JF Ptak Science Books LLC Post 567
This magnificent woodcut, The Siege of Vienna*, executed by Nicolaus Meldmann, was published in 1529/30 and depicts a view of the city of Vienna from an extraordinary and perhaps unprecedented perspective. I've paid some attention to antique images that look straight down at things (Looking Straight-on At Things and Looking Straight-Down on Things) and I can say that they are in general pretty uncommon--this is the first time though that I've noticed a fish-eye view looking straight down, an image conveying a 360-degree horizon-to-horizon landscape. It is just simply phenomenal, even if a fair number of the buildings in town are missing and so on--the (unnamed) artist-on-the-spot actually climbed a high spire and made a number of sketches, extrapolating it all into this horizon-bending whole. But the representation of the city wasn't the paramount concern in the print--it was the placement of what was going on outside of it that was important. And what was happening concerned all of Europe--it was the invasion by the Muslim Ottoman
Empire, led by Sultan Suleiman I (the magnificent), and in 1529 they had made their way through Hungary and into central Europe, laying seige to the principal city of Vienna with an army of 150,000 (or 300,00) soldiers. . It was the high point of the Ottoman expansion, as they were ultimately turned back by the Austrians in a determined and complex series of battles of mining/tunnels versus anti-mining and anti-tunnels (such battles being fought, still, deeply into World War I). So this print was made for a wide audience of Europeans, trying to get a glimpse of the siege of Vienna and the positions of the Ottoman forces, knowing that the outcome of the siege could very well hold the fate of the rest of Europe.

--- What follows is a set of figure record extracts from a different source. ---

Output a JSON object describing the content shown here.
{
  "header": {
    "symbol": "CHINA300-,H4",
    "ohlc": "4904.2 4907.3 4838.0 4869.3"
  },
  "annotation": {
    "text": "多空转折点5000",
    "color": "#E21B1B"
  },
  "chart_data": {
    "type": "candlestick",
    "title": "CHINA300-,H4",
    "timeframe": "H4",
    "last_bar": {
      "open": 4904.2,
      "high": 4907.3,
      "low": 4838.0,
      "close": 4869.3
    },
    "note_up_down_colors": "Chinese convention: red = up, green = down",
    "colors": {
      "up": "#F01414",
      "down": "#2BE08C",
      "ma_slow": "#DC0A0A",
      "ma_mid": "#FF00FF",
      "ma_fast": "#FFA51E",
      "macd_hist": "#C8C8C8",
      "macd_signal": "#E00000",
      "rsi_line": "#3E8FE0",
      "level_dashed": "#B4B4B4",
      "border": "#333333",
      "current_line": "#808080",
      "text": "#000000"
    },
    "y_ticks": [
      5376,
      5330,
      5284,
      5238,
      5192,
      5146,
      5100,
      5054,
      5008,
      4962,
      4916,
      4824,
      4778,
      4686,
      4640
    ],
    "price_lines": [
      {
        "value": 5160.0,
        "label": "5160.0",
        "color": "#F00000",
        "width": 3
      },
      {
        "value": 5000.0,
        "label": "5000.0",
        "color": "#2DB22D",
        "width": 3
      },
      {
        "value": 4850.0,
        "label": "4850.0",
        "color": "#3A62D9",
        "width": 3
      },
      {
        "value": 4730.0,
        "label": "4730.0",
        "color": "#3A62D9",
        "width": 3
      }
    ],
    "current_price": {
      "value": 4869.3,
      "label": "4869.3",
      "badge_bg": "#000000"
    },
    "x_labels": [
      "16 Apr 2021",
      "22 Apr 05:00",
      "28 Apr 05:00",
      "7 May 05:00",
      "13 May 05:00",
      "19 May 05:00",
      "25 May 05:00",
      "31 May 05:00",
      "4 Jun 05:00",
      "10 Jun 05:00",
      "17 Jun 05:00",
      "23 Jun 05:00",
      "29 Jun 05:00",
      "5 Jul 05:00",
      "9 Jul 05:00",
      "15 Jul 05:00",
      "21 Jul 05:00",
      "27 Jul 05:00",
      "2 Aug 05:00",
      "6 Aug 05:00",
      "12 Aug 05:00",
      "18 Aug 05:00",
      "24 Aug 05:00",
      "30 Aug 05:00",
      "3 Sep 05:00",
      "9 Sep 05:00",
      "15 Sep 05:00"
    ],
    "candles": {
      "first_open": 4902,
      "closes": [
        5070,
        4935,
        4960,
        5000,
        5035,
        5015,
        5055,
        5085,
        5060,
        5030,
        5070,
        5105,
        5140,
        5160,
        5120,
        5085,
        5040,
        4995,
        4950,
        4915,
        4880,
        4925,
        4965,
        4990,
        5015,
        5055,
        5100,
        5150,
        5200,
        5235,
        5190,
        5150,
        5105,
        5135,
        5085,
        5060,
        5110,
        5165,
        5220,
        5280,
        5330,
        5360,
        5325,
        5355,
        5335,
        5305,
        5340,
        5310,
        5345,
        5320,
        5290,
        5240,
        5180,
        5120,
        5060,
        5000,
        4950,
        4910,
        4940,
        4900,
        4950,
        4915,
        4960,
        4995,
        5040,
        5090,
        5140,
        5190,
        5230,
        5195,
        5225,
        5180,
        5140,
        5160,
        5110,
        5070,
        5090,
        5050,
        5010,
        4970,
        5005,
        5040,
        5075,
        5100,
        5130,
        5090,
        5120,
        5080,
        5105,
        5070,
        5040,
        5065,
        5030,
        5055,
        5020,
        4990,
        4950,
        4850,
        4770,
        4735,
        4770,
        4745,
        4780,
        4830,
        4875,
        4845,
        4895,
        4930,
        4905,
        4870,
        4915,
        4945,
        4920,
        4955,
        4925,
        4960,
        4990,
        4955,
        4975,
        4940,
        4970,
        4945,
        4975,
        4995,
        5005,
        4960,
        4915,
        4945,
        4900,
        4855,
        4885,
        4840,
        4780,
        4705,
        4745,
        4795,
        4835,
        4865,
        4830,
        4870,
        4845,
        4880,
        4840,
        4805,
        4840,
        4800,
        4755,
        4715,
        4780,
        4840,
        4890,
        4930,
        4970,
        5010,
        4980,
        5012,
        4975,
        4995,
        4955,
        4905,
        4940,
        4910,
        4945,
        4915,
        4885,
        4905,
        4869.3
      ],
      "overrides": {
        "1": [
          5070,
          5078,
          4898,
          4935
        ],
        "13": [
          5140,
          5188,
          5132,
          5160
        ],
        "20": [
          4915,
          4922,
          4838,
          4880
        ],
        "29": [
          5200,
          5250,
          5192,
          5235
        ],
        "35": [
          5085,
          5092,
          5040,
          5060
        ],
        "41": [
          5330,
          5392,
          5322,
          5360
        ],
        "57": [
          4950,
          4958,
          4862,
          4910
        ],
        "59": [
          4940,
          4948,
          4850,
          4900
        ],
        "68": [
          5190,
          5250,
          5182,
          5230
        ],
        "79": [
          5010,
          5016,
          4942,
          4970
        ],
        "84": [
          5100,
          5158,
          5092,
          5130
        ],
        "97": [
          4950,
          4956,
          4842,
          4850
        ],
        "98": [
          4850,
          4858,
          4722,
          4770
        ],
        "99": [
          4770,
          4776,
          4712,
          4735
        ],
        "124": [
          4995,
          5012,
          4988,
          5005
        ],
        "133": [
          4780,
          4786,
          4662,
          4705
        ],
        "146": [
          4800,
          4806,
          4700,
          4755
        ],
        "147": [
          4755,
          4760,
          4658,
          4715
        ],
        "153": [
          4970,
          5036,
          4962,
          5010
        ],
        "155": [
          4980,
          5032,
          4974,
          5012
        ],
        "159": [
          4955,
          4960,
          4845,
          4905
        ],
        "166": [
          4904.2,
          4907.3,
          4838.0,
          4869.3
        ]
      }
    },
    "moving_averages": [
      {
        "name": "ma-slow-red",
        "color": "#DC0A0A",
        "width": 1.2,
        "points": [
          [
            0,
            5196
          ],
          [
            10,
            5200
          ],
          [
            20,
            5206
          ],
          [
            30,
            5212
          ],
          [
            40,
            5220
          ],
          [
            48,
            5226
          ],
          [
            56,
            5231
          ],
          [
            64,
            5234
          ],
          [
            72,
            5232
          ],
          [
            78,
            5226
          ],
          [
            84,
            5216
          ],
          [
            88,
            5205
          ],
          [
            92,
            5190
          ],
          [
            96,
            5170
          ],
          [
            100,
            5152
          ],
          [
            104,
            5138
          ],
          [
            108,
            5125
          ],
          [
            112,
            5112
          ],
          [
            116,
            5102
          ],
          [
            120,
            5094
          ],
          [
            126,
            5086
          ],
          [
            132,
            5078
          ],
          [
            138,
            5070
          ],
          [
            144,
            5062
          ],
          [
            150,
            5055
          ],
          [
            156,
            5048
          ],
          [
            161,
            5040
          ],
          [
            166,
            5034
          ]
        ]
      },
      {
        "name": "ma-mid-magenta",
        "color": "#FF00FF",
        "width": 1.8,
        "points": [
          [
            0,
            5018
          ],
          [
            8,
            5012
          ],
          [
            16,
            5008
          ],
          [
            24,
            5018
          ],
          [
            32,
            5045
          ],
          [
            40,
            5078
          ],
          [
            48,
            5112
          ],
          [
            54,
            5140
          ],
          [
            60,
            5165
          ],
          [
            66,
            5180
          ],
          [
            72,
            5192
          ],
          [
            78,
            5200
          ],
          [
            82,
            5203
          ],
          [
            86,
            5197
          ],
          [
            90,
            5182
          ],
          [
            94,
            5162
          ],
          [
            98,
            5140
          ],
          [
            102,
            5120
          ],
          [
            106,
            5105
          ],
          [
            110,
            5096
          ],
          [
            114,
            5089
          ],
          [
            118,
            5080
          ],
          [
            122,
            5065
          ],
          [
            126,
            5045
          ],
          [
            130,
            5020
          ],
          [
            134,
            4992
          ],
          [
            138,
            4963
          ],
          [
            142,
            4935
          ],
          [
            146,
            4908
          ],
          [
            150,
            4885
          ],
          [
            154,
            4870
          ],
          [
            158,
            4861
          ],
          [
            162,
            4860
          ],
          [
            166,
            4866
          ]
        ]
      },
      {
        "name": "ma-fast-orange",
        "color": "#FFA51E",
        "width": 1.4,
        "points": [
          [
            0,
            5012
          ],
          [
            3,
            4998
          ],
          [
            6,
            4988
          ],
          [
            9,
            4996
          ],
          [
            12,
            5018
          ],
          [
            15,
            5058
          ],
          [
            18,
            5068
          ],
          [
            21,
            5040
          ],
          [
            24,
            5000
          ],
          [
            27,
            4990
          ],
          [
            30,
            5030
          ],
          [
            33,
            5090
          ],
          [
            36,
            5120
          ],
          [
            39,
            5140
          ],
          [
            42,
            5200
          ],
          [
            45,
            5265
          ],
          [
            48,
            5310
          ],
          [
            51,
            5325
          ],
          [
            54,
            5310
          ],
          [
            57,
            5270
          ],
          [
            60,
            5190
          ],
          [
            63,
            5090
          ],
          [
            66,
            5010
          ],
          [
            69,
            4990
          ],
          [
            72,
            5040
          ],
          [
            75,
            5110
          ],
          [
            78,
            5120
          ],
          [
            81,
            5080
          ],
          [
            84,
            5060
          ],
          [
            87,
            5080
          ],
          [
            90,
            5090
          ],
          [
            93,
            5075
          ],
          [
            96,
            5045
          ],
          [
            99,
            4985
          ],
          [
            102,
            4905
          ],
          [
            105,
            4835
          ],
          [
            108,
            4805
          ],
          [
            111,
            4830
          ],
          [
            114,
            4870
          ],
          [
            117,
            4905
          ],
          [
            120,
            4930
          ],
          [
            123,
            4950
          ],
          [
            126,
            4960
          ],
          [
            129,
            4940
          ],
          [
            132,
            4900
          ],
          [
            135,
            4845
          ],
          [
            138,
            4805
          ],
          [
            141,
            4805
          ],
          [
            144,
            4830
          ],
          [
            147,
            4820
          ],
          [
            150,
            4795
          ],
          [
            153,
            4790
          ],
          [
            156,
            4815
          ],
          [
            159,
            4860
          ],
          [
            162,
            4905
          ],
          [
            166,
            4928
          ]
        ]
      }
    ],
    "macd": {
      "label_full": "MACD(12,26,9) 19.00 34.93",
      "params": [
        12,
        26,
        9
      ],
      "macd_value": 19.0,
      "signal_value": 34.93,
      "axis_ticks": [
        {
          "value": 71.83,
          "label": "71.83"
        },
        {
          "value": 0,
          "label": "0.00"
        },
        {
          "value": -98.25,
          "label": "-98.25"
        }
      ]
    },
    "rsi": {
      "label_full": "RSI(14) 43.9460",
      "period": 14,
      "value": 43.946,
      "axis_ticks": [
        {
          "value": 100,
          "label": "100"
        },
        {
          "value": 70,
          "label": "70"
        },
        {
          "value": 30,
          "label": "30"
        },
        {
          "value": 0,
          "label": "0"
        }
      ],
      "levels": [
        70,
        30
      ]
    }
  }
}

If you check out the other posts in this blog on "Looking Straight Down" you'll see a number of examples of early straightdownedness--none though approach the vast area that the artist of this print had taken under control and displayed.
*I found this reproduction in Landau and Parshall's beautiful, attentive and intuitively incisive The Renaissance Print,1470-1550, published by Yale University Press in 1994. It is a rich book, with very deep depth and a light touch, hard to do in an academic/historical work. But they did it.